Norton also chronicles the funding for ICIJ, the usual pack of US CIA fronts, collaborators, phony NGOs, and the ubiquitous Soros Foundation.


Which, of course, raises the question of the source of the data dump, billed as a “trove of more than 11.9 million confidential files…” Does any individual or organization beyond the CIA, NSA, or other counterpart intelligence agency have the resources to acquire the data released in the Pandora Papers? Or the other leaks that preceded it? The Panama Papers? China Cables? Paradise Papers?


Isn’t it odd that unnamed sources can, seemingly with ease, steal private data “troves” and pass them anonymously on to a group (“...the biggest [mainstream] journalism partnership in history…”) without revealing a hint of the chain of events that led to the disclosures? Even more bizarrely, no one in the media-- no “premier” investigative journalist-- seems in the slightest interested in discovering this pathway. It just happened. No interest on the part of the FBI. No charges of data theft. Of hacking.


Compare this to the intense media bonfires kindled by leaks ranging from the Clinton campaign revelations to the Jeffrey Epstein scandal. Apparently, the Pandora Papers, despite open questions over the legality of their acquisition, have the stamp of official propriety.


Maybe it has something to do with the media’s determination to spin the findings to embarrass Vladimir Putin and Bashar al-Assad and other targets of US and EU policies.


Call it a conspiracy theory, but the Pandora Paper’s convenient release overshadowed stories that the media had already chosen to ignore. It served nicely as a distraction. Corruption at the highest levels of US governance never made the Britney Spears/Gabby Petito news cycle.
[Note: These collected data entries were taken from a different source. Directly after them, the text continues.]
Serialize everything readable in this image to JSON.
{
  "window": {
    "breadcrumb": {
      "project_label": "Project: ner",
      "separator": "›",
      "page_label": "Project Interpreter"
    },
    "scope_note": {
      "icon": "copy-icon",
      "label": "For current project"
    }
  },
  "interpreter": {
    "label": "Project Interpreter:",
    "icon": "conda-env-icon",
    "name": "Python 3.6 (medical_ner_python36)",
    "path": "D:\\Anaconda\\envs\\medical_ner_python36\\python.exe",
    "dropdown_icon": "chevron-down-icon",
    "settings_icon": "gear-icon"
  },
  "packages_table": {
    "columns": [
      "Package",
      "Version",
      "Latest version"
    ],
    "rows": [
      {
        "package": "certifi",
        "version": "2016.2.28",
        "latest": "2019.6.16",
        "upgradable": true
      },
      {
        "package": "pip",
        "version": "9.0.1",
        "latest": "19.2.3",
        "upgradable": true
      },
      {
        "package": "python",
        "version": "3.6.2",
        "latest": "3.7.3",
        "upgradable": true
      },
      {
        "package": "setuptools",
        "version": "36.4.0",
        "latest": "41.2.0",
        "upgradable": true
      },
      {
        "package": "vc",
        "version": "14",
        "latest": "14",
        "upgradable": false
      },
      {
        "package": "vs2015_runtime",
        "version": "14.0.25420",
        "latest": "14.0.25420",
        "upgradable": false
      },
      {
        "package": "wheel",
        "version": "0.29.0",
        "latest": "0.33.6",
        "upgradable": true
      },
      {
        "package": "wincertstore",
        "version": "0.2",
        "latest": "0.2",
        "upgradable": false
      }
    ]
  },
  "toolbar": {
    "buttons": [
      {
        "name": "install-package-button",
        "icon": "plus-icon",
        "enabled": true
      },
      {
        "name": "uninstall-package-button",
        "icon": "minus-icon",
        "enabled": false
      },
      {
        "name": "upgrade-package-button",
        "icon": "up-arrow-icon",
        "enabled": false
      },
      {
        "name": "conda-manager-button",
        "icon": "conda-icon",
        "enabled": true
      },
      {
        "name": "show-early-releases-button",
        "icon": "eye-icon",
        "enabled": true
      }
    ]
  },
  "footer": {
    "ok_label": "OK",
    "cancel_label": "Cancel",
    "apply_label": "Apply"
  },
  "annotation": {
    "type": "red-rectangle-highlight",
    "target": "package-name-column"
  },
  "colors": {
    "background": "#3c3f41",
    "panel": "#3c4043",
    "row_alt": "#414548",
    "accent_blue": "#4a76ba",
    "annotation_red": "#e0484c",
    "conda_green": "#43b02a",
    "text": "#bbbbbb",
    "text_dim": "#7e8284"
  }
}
Some might argue that our channels of information, our chronicles of events, are broken and compromised. Some cynically see our media as a megaphone of officialdom. Certainly the evidence is there for both views.


The simple fact is that monopoly news is no news at all.


Postscript: Today’s WSJ (October 16, 2021) reveals that 61 of the 131 Federal judges cited actually traded stocks of litigants while they were adjudicating cases involving those litigants, a blatant basis for conflict of interest charges in violation of the 1974 statute! Corruption!